Self Sufficient Healthcare

This post may be boring to some, if not, most people.  Stop reading now because I couldn't care less about appealing to you as a reader.  For those still reading, there is an interesting trend going on in our country that is unrecognized by many.  I will use a series of statistical graphs (click on any to enlarge) to illustrate this trend and my points.  So get your analytical thinking helmet on and come for a ride.

What the above graph shows us is that people are spending much less of their own money on healthcare than they did 50 years ago.  In 2006, 64% of Americans ages 18-64 were insured by their employer.  

The above graph illustrates that despite out of pocket expenditures going way down, the overall national spend on healthcare has gone way up.  The average employer-paid family health insurance premium is $13,871 per year in our country.  That could really add up to a non trivial amount of money for any employer.  No wonder salary increases are stagnant and unemployment rates continue to be high.  This is a tremendous burden on business.  If they are spending all that money, we should be REALLY healthy right?  

So lets analyze the return on investment (click on graph to enlarge).  The above graph shows that the USA (all by itself way on the right) spends nearly twice as much on healthcare per person/per year than any other single country charted on the graph.  Yet, we are not living longer lives than people in many other countries.  Any investment advisor would tell you this is a terrible return on dollars invested. 

People have unknowingly offloaded the responsibility of their own health to their employer or the government.  It is no wonder the health of our country has deteriorated so much.  People don't care because their employer paid health insurance or Medicare/Medicaid has always been there to bail them out.  
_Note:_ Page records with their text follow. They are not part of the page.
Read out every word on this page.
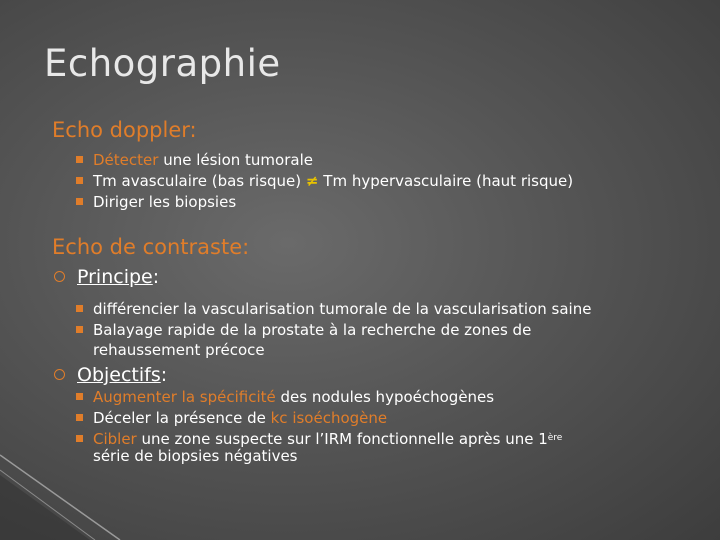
Echographie
Echo doppler:
Détecter une lésion tumorale
Tm avasculaire (bas risque) ≠ Tm hypervasculaire (haut risque)
Diriger les biopsies
Echo de contraste:
Principe:
différencier la vascularisation tumorale de la vascularisation saine
Balayage rapide de la prostate à la recherche de zones de
rehaussement précoce
Objectifs:
Augmenter la spécificité des nodules hypoéchogènes
Déceler la présence de kc isoéchogène
Cibler une zone suspecte sur l’IRM fonctionnelle après une 1ère
série de biopsies négatives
Something has to give right?  Well it is and I've seen it at my company and companies elsewhere.  Employers are or will be shifting the burden of paying for healthcare back to the employee.  The graph above shows a projection of increased healthcare spending by families moving forward.  Part of this increase is the shift of responsibility to the employee.  Here are some intersting quotes from a 2010 Washington Post article:
"Most big employers plan to shift a larger share of health-care costs to their workers next year, according to a survey released Thursday.

Many say they may charge more to cover spouses, tighten eligibility standards for their health plans and dispense financial rewards or penalties based on the results of certain lab tests.  At some companies, overweight employees could be excluded from the most desirable plans.
Meanwhile, employees at many companies can expect significantly higher premiums, deductibles and co-payments...."
It's happening at big businesses and small businesses alike.  Companies refuse to continue to be financially responsible for the poor habits and unhealthy lifestyles of their employees.  The trend I am trying to reveal is the shift back to individuals being more financially responsible for their own healthcare.  Things start to get real for people when it hits them in the pocketbook.  So what is a person or family to do to prepare for this? 

The above graph shows that the US is spending much less of their income on food.  Food is an afterthought to most people and most families.  The philosophy of many is to fill their bellies in the cheapest way possible.  This in itself can cause a myriad of expensive health problems.  Quality food is the path to maintaining personal health.  I feel if we were to take our food a bit more seriously and spend a bit more money on it now, it will save us a lot of money in the future.  



MAS said...

Excellent post. I think another clue is to look at the percentage of home cooked meals today versus 50 years ago.

Today I Am Dirty, I Want To Be Pretty (I used to name my posts after song lyrics)

Be said...

When we aren't paying out of our own pockets it also leads to excessive visits to the Doctor or the ER. The last time I was at the ER I couldn't believe the lame reasons people where there for - like having a cold.

This also explains how non paying consumers are contributing to the over testing and unnecessary procedures.

Maybe I am just lucky but I have NEVER been to the hospital (for me) and the only time I've seen a Doctor in 5 years is to get physicals - that seem a bit unnecessary at that (of course had they found anything I might not say that).

We have to shift these costs back to the consumer. Good post!

Chuck said...

people do reconsider constant healthcare visits when they have to pay for it. i believe they will also reconsider the consequences of what they put in their mouth if it can reduce healthcare costs.
this is what it will take because getting cancer, diabetes, or heart disease is not scary enough anymore to change the way people eat. i have seen people with these and other chronic diseases not make any real dietary changes. they just keep on shoveling crap in their pie hole.